Quintus G. Medley^§, Carles Serra-Pagès^¶, Elizabeth Iannotti, Katja Seipel^§, May Tang, Stephen P. O'Brien, and Michel Streuli^§**

From the  Department of Cancer Immunology and AIDS, Dana-Farber Cancer Institute, Boston, Massachusetts 02115 and the Departments of ^§ Pathology and ^¶ Medicine, Harvard Medical School, Boston, Massachusetts 02115

Trio is a complex protein containing two guanine nucleotide exchange factor domains each with associated pleckstrin homology domains, a serine/threonine kinase domain, two SH3 domains, an immunoglobulin-like domain, and spectrin-like repeats. Trio was originally identified as a LAR tyrosine phosphatase-binding protein and is involved in actin remodeling, cell migration, and cell growth. Herein we provide evidence that Trio not only activates RhoA but is also a RhoA target. The RhoA-binding site was mapped to the Trio immunoglobulin-like domain.

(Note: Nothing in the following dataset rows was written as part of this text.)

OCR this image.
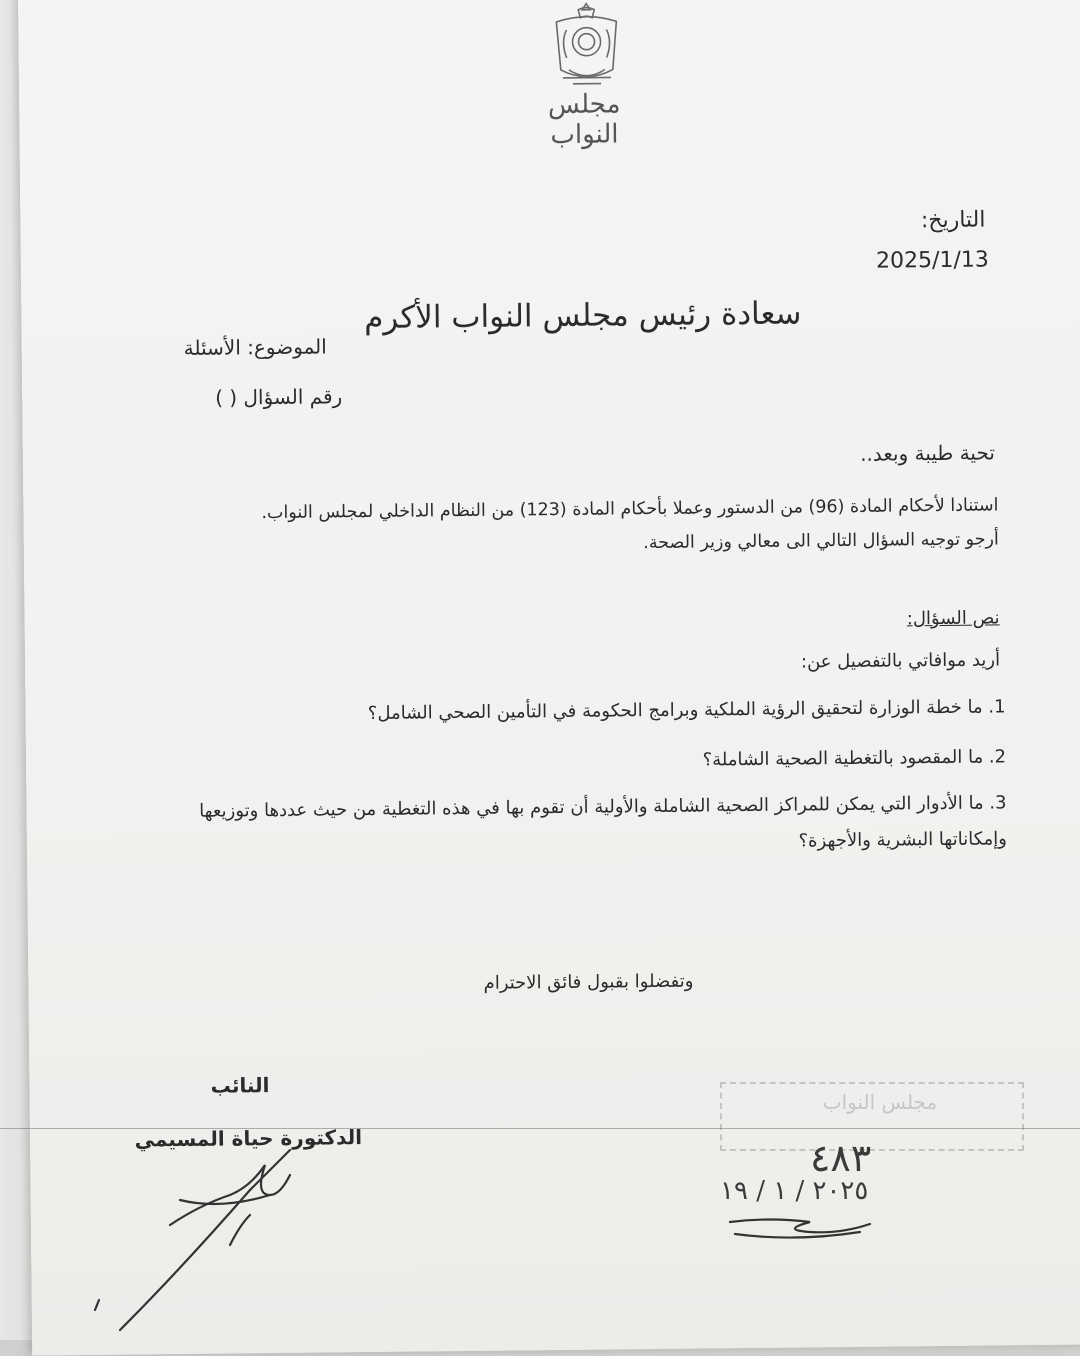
مجلس النواب
التاريخ:
2025/1/13
سعادة رئيس مجلس النواب الأكرم
الموضوع: الأسئلة
رقم السؤال ( )
تحية طيبة وبعد..
استنادا لأحكام المادة (96) من الدستور وعملا بأحكام المادة (123) من النظام الداخلي لمجلس النواب.
أرجو توجيه السؤال التالي الى معالي وزير الصحة.
نص السؤال:
أريد موافاتي بالتفصيل عن:
1. ما خطة الوزارة لتحقيق الرؤية الملكية وبرامج الحكومة في التأمين الصحي الشامل؟
2. ما المقصود بالتغطية الصحية الشاملة؟
3. ما الأدوار التي يمكن للمراكز الصحية الشاملة والأولية أن تقوم بها في هذه التغطية من حيث عددها وتوزيعها وإمكاناتها البشرية والأجهزة؟
وتفضلوا بقبول فائق الاحترام
النائب
الدكتورة حياة المسيمي
مجلس النواب
٤٨٣
٢٠٢٥ / ١ / ١٩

RhoA isoprenylation is necessary for the RhoA-Trio interaction, because mutation of the RhoA carboxyl-terminal cysteine residue blocked binding. The existence of an intramolecular functional link between RhoA activation and RhoA binding is suggested by the finding that Trio exchange activity enhanced RhoA binding to Trio. Furthermore, immunofluorescence studies of HeLa cells showed that although ectopically expressed Trio was evenly distributed within the cell, co-expression of Trio with RhoA resulted in relocalization of Trio into punctate structures. Relocalization was not observed with Trio constructs lacking the immunoglobulin-like domain, indicating that RhoA acts to regulate Trio localization via binding to the immunoglobulin-like domain. We propose that Trio-mediated RhoA activation and subsequent RhoA-mediated relocalization of Trio functions to modulate and coordinate Trio signaling.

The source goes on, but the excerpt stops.